Oil palm seeds - Credit : Getty Images

From palm oil residues to biofuel

Posted on 07 October 2015.

Palm oil production residues can be transformed into biofuels that are beyond reproach. Two researchers are leading the way...

Two EPFL researchers hope to produce a new generation of biofuels using palm oil production and other similar residues.

Two researchers from the EPFL (Ecole Polytechnique Fédérale de Lausanne, Edgard Gnansounou and Jeganathan Kenthorai Raman, may well be able to give palm oil – often decried - back its integrity. The study they conducted demonstrates that palm oil production residues could be used to produce no less than 30 chemicals - 3 of which could be very useful indeed.

In practice, once harvested the palm fruit bundles are pressed to extract the oil – for use in cooking, some soaps, and in the composition of cosmetics and biofuels. But the fibrous residues are currently discarded once the oil has been extracted.

Hidden treasures in palm oil production residues

The work of the two EPFL researchers consisted of analyzing these residues and optimizing the chemical process for transforming them into useful products.
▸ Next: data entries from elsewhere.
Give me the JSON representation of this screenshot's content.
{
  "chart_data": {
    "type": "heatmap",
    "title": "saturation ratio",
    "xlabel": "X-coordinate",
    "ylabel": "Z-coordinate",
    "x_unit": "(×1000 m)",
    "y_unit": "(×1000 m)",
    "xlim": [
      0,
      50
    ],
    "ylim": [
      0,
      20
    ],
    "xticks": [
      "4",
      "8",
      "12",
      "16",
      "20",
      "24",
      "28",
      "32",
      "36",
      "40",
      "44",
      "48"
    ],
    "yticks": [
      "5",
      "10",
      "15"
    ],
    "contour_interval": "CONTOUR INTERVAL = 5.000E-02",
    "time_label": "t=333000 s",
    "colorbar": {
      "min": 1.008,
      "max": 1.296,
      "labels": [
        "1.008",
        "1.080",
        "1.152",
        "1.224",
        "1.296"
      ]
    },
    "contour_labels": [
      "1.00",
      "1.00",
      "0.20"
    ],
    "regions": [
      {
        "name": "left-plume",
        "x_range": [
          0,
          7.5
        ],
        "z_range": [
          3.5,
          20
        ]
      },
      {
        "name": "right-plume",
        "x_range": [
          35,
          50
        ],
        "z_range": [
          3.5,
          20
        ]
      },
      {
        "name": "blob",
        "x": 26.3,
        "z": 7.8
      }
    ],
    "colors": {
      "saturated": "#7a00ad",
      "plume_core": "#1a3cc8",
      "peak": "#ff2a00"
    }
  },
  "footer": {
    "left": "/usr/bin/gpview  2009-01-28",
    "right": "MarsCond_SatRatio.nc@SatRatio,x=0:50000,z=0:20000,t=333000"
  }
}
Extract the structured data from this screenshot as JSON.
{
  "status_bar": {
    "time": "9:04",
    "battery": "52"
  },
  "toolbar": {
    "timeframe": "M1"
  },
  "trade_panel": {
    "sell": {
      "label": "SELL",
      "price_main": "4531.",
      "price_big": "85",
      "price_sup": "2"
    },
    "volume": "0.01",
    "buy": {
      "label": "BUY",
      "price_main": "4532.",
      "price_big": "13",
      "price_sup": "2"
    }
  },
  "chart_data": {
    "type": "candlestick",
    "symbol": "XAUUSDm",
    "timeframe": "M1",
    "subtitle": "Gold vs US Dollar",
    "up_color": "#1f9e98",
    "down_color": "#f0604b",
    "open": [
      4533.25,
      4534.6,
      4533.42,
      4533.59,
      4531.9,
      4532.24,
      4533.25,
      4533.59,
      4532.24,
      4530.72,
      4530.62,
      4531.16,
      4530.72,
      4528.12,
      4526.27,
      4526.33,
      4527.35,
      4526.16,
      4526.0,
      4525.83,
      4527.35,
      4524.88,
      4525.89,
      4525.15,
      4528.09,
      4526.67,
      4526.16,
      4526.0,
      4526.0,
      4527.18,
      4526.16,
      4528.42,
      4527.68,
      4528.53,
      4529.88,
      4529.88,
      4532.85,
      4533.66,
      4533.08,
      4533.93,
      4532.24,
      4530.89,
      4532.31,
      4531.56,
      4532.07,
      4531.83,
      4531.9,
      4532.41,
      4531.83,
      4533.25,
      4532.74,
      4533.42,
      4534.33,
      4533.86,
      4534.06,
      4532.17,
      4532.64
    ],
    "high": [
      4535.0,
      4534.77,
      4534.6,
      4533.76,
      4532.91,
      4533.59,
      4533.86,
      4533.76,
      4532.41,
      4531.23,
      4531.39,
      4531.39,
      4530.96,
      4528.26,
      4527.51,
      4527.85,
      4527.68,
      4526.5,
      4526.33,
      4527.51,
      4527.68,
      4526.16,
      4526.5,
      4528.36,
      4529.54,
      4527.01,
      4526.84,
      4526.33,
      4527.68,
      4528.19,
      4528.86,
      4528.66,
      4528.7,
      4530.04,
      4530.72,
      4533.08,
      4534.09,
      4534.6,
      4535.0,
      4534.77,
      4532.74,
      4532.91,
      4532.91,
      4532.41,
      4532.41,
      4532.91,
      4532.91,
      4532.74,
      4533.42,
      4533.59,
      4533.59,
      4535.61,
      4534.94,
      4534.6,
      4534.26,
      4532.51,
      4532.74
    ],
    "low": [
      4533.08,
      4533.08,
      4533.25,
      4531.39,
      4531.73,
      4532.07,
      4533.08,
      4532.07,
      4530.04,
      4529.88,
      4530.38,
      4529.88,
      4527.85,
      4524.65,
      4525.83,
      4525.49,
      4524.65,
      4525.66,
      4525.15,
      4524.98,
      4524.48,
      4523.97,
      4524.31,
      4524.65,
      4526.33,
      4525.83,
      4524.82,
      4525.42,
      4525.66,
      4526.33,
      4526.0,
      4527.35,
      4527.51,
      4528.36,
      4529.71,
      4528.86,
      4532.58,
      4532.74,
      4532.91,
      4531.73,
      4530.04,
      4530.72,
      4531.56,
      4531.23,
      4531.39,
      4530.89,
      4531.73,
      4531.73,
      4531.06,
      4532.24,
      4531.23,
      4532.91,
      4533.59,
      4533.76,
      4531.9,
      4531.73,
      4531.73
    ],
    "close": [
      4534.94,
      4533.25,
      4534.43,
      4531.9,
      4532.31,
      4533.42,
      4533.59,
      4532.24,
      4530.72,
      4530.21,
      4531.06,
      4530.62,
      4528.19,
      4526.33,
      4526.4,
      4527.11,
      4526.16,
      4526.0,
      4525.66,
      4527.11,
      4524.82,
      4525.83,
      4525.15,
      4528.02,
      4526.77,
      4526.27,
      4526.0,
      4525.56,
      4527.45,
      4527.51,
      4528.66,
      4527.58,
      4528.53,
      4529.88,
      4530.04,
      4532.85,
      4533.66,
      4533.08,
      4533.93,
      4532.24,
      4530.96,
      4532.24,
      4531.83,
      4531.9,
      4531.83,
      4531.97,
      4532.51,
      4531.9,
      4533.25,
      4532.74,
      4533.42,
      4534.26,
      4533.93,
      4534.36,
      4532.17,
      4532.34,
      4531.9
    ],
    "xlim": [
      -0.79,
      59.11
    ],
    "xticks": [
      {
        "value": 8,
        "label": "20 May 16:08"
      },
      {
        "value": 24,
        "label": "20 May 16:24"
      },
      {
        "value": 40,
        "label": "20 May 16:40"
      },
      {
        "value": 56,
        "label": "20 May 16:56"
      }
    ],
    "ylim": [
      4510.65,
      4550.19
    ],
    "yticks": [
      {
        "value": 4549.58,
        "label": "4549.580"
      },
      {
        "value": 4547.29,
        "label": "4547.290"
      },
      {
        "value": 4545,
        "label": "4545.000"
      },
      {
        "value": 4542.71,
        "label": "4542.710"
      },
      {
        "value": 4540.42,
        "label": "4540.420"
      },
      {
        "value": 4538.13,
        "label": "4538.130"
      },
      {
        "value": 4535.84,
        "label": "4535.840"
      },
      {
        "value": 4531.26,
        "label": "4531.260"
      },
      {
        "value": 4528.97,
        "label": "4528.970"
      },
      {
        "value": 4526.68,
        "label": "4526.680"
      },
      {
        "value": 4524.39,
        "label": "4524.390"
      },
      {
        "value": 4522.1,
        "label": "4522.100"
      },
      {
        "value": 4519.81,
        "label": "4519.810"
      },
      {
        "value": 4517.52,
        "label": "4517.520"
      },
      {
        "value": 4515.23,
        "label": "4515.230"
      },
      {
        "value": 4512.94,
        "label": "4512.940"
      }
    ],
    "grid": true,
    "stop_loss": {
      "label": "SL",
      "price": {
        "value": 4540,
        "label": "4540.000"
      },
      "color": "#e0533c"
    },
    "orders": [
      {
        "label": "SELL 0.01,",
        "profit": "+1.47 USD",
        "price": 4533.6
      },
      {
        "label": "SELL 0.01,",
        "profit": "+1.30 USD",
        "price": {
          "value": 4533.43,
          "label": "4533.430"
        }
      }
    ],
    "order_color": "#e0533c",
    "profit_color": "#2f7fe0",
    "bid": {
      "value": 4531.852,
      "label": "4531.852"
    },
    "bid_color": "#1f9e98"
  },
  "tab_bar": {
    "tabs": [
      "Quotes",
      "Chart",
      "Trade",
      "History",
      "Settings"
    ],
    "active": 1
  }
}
Waste from palm oil production can produce the following:
- Bioethanol, a biofuel for ethanol-based gasoline engines.
- Furfural, a compound used in industry. In particular, it is used as a solvent in petrochemical refining and in the manufacture of food flavorings.
- Lignin, a solid fuel.

The results of this study could well transform the world of biofuels, which is currently the focus of two main criticisms. Firstly, the price is too high because the production process is expensive. And growing crops such as beet exclusively to produce biofuels is to the detriment of food crops.

A new generation of biofuels

By making use of palm oil production residues, and other residues of the same type, the EPFL researchers hope to give birth to a new generation of biofuels from non-arable crops and agricultural waste that is presently incinerated or dumped in the fields - including rice husks, corn stems and leaves, wheat straw, etc.
Although at an embryonic stage, the proposed approach fits in well with the objectives set by the European Union for least 10% of fuels used for transport to come from renewable energy sources by 2020, and to provide increased support for bio-based chemicals.